A nova pesquisa sugere que a vacina funciona de modo muito parecido com uma infecção natural, mas sem fazer com que os vacinados fiquem doentes. Naqueles já previamente infectados com a dengue, ela atua como uma segunda infecção silenciosa e estimula o sistema imune sem os sintomas mais graves que podem acompanhar uma segunda infecção natural.

Contudo, naqueles não infectados com a dengue, a vacina faz com que o sistema imunológico reconheça que uma primeira infecção já ocorreu. Com isso, quando expostos à dengue em um ambiente natural, o corpo reage como se estivesse recebendo uma segunda infecção. E essa segunda infecção costuma ser mais grave justamente pela reação imunológica.

Os fabricantes da vacina reconhecem que ela não funciona muito bem em pessoas que não tiveram uma infecção prévia naturalmente antes da vacinação. Exemplo disso é que a vacina é contraindicada para uso em crianças com menos de nove anos de idade, porque eles são menos propensos a ter sido expostos à dengue.

Uma sugestão, segundo os pesquisadores, é a realização de um teste que identifique se pessoas já foram infectadas no passado. Aqueles que já foram, recebem a vacina; aqueles que não, não seriam vacinados.


Imagem da fábrica francesa que produz a vacina contra a dengue mostra área de cultura do vírus recombinante: Foto: Sanofi Pasteur
Imagem da fábrica francesa que produz a vacina contra a dengue mostra área de cultura do vírus recombinante: Foto: Sanofi Pasteur

O peso da dengue

Em parte com base nestas constatações, a Organização Mundial de Saúde recomenda que esta vacina seja usada somente em áreas onde existe uma elevada carga conhecida da doença.

A dengue infecta cerca de 400 milhões de pessoas em mais de 120 países anualmente. A maioria sobrevive com pouco ou nenhum sintoma, mas mais de dois milhões desenvolvem a dengue hemorrágica, que mata mais de 25.000 pessoas a cada ano.
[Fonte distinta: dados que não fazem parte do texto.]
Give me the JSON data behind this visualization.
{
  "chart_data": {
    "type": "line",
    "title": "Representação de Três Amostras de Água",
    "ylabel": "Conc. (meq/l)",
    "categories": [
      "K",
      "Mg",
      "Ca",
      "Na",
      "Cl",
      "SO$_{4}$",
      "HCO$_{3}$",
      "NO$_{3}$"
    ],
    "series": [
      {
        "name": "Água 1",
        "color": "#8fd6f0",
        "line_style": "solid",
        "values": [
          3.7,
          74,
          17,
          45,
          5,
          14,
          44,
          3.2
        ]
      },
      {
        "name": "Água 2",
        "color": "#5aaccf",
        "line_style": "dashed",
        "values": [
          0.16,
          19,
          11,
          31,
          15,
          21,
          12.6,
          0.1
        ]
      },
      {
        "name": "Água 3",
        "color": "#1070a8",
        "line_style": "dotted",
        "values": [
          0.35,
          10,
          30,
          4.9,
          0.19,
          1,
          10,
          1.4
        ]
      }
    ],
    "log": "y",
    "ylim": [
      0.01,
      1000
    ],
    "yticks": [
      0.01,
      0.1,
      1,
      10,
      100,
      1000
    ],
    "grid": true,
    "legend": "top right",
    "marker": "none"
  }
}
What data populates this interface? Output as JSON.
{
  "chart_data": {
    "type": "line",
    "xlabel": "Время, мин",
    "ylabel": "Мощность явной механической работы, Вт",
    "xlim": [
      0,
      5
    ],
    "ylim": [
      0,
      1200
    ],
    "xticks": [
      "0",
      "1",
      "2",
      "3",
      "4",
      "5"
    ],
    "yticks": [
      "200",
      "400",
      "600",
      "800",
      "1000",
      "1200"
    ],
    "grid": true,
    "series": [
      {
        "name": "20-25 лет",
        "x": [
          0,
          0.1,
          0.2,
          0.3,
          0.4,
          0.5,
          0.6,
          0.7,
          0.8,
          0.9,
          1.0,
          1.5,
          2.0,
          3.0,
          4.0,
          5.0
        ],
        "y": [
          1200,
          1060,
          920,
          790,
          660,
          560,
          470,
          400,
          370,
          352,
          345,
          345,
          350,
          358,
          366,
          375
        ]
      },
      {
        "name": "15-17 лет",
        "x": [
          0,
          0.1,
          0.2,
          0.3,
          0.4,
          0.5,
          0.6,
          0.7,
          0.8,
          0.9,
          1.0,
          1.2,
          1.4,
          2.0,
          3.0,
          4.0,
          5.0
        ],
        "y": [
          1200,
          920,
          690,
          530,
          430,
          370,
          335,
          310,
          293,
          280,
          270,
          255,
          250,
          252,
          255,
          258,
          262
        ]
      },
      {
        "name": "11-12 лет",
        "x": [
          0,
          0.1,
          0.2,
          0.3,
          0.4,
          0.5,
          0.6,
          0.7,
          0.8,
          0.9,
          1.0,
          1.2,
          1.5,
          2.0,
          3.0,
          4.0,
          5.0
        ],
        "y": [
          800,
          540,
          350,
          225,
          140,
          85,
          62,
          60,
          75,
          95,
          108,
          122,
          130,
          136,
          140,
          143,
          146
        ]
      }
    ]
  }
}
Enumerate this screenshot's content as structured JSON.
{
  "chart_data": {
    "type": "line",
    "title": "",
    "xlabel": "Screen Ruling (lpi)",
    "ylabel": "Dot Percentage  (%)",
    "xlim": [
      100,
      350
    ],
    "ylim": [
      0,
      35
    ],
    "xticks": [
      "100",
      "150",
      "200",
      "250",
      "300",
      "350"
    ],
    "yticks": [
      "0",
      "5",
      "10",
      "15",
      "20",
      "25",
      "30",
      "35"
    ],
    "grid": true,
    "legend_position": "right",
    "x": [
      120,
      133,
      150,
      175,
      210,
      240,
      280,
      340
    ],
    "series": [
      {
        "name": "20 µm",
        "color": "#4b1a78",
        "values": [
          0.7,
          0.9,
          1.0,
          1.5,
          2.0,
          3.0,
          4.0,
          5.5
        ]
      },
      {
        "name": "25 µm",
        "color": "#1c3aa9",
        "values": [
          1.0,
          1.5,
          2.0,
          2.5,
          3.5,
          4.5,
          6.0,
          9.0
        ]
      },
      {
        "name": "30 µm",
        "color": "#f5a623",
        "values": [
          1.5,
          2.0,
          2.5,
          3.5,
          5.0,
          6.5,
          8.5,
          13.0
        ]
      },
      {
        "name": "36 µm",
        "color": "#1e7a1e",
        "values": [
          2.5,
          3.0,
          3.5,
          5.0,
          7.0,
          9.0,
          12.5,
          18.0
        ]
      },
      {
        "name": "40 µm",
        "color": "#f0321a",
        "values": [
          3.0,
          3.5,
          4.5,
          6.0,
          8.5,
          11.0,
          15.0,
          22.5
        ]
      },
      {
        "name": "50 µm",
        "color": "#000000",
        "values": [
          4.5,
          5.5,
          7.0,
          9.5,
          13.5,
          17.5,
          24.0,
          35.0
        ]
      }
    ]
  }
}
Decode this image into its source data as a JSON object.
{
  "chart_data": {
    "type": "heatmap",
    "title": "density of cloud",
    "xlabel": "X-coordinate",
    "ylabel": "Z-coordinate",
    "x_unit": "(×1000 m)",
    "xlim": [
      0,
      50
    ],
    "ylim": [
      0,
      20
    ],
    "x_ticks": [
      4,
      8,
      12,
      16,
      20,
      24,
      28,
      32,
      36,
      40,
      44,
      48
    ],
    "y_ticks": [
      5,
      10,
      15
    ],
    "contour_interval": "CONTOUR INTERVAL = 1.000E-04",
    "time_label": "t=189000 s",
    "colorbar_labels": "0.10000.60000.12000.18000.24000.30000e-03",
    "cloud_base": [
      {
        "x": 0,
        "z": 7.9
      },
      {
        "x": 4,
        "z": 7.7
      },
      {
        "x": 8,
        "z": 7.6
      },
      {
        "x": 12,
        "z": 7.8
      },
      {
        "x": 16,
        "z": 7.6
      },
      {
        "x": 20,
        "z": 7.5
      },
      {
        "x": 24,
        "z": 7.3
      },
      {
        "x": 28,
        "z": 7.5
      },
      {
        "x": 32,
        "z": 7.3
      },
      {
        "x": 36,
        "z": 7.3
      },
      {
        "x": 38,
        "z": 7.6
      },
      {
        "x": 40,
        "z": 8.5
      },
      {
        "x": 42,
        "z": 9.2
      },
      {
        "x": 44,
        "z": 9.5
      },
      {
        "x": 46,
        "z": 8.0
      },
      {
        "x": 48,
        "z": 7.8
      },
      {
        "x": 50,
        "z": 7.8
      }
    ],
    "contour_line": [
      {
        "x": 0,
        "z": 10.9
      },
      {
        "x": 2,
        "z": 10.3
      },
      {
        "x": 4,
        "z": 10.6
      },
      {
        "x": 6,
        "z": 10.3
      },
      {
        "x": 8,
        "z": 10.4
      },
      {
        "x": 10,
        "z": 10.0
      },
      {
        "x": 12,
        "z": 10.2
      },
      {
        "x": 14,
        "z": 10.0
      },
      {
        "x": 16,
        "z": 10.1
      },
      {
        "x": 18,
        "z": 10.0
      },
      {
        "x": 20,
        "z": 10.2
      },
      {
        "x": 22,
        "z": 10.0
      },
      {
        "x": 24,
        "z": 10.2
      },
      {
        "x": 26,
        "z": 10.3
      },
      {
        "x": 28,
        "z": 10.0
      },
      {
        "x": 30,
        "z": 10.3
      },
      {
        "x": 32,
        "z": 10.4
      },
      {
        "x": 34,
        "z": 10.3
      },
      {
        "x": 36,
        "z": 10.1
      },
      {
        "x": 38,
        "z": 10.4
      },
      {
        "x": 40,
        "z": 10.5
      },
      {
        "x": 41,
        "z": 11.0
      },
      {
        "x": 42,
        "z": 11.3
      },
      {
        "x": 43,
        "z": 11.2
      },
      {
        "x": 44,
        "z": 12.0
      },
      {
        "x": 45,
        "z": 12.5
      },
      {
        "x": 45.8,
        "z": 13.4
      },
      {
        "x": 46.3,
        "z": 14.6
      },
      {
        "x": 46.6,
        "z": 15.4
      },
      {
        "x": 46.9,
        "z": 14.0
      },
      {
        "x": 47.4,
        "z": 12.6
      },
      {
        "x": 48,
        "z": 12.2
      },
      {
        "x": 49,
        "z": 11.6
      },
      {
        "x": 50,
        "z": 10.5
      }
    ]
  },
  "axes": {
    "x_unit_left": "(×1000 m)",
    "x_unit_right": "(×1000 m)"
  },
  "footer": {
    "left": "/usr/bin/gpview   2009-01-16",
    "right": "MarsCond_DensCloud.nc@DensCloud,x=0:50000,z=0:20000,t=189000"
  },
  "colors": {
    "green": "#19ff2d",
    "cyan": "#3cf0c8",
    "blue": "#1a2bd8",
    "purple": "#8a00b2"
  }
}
A dengue pode causar febre alta, fortes dores de cabeça, dor atrás dos olhos, erupção cutânea e articular, dor muscular ou óssea. Já a dengue hemorrágica ocorre quando há vazamentos de sangue de vasos sanguíneos, o que pode levar à falha do sistema circulatório, choque e morte se não for realizado tratamento adequado.